0
votes

I've been given a coding exercise to get me up to speed with MATLAB, but I'm having a bit of an issue getting out what I need.

I am trying to numerically integrate the Gaussian probability function on given intervals (variable bins). I am trying to do this by using the trapezoidal rule. I would expect the sum of all those integrals to be close to one, however what I'm getting in my results is getting smaller (for example, attaining a value of 0.5 when I set the variable bins to 100).

What I'm essentially doing is subdividing the x-axis into "bins", and taking the integral of a Gaussian PDF along the points contained within the bins. So, for example, say that I have the x-axis running from 0 to 19.9, incrementing by 0.1, so I have 200 "points". Now, say that I want to have ten bins. Then, each bin will contain 20 points, and I need to perform an integral approximation between every point in each bin.

Now, I've kind of got the following happening so far;

clear

%Sets location of the Gaussian PDF
s_1 = 5;
s_2 = 15;

%Sets the domain of the x-axis
x = [0:0.1:19.9];

%Sets the number of bins, and the size of each bin
b = 100;
points = numel(x);
binsize = (points)/b;

%Arranges all of the prescribed x-values into their necessary bins
t = reshape(x,binsize,b);

%Calculates p(r_n|s_n)
for i = 1:b
    r_s1(i) = trapz(t(:,i),normpdf(t(:,i),s_1));
    r_s2(i) = trapz(t(:,i),normpdf(t(:,i),s_2));
end

Now, for a small number of bins (say, 10), the approximation comes out quite nicely, and the sums of the elements of r_s1 and r_s2 both come out relatively close to 1 (as the integral of the Gaussian PDF should be 1). However, as I start bumping up the sizes of my bins, the value of this sum starts dropping.

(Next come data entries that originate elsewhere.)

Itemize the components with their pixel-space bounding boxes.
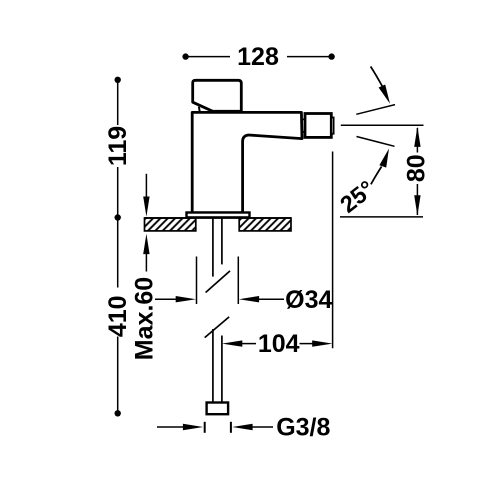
hole dim left arrow	[155, 298, 178, 300]
deck left slab hatched	[145, 218, 196, 231]
handle underside edge	[199, 107, 200, 113]
deck right slab hatched	[239, 218, 291, 231]
aerator neck groove	[302, 119, 305, 131]
spout reach reference line	[332, 152, 334, 349]
faucet body and spout outline	[192, 112, 302, 212]
svg-text:G3/8: G3/8	[276, 414, 330, 442]
Max.60 upper arrow	[145, 174, 147, 198]
G3/8 connection nut	[207, 403, 229, 415]
pipe break slash 1	[206, 271, 230, 293]
svg-text:80: 80	[402, 154, 430, 182]
aerator end tab	[331, 118, 333, 134]
aerator body	[305, 114, 331, 138]
angle lower curved arrow	[371, 167, 382, 185]
svg-text:104: 104	[258, 330, 300, 358]
dimension dots left	[115, 77, 121, 83]
dimension 119/410 vertical line	[117, 80, 119, 125]
hole diameter extension lines	[196, 257, 198, 305]
hole dim right arrow (O34)	[239, 296, 259, 302]
svg-text:128: 128	[237, 43, 279, 71]
G3/8 tick right	[230, 422, 232, 433]
G3/8 tick left	[204, 422, 206, 433]
pipe break slash 2	[205, 317, 229, 338]
base plate	[187, 213, 250, 218]
dim 80 arrows	[414, 127, 420, 147]
svg-text:410: 410	[104, 295, 132, 337]
svg-text:Max.60: Max.60	[131, 277, 159, 360]
angle upper reference line	[356, 105, 395, 115]
svg-text:119: 119	[104, 126, 132, 166]
deck surface line	[145, 217, 292, 219]
dim 80 vertical line	[416, 128, 418, 153]
dimension 128 end dots	[182, 53, 188, 59]
dim 80 top extension line	[341, 124, 424, 126]
G3/8 dim left tail	[157, 426, 185, 428]
dimension 104 right arrow	[300, 343, 315, 345]
angle upper curved arrow	[371, 67, 383, 88]
dim 80 bottom extension line	[340, 216, 423, 218]
dimension 104 left arrow	[222, 340, 242, 346]
Max.60 lower arrow	[143, 234, 149, 254]
angle lower reference line	[357, 137, 395, 147]
handle lever	[193, 80, 242, 111]
G3/8 right arrow	[232, 424, 252, 430]
supply pipe lower section	[212, 329, 214, 403]
dimension 128 line	[188, 56, 230, 58]
supply pipe upper section	[212, 218, 214, 277]
svg-text:Ø34: Ø34	[285, 286, 332, 314]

All things considered, I'd have expected it to stay around the same value.

Is this an error in my mathematical approach to the problem I've been posed, or have I messed up my code??

1
Are you sure you don't want to use the Normal cumulative distribution function normcdf? Also: You didn't really specify what you are actually trying to solve (the mathematics).knedlsepp
I don't really know what your actual question is, but in regards to why the values will get smaller: Integrating with the trapezoidal rule you will be quite likely overestimating the integral, as the areas where you are integrating are mostly convex parts of the function. So finer integration will give more accurate results. You should obviously not really get to 1 if you don't do integration from -Inf to Inf as the support of the GPDF is infinite. So basically your integration rule is overestimating and will become more accurate with finer bins.knedlsepp
I guess my question is really asking what I'm doing wrong, in a sense. Inputting that code with a bin size of 10 gives me a value of about 0.9. However, if increase the bin size to say, 100, I get a value closer to 0.5. My impression was that an increase in bins would lead to an increase in the accuracy of the approximation, or at the very least, not change it too dramatically. I feel like there's an error in what I've written to make the estimation drop so much.Jack
Which value is 0.5? To ask: What am I doing wrong, you must first explain what your goal is. I can't find it in your question.knedlsepp
The sum of all the elements of the r_s1 array. Same for r_s2.Jack

1 Answers

1
votes

The bins you are using don't partition the interval [0, 19.9]. Looking at the variable t:

t = 
         0    0.2000    0.4000    0.6000    ...
    0.1000    0.3000    0.5000    0.7000    ...

You see that your first bin ends at 0.1, but the second bin starts only at 0.2, so in this case you are only integrating over half the interval, ergo the result ~0.5.

The solution that changes the least of your code would probably be to add

t = [x(1), t(end,1:end-1); t];

After your t = reshape(x,binsize,b); reshape line.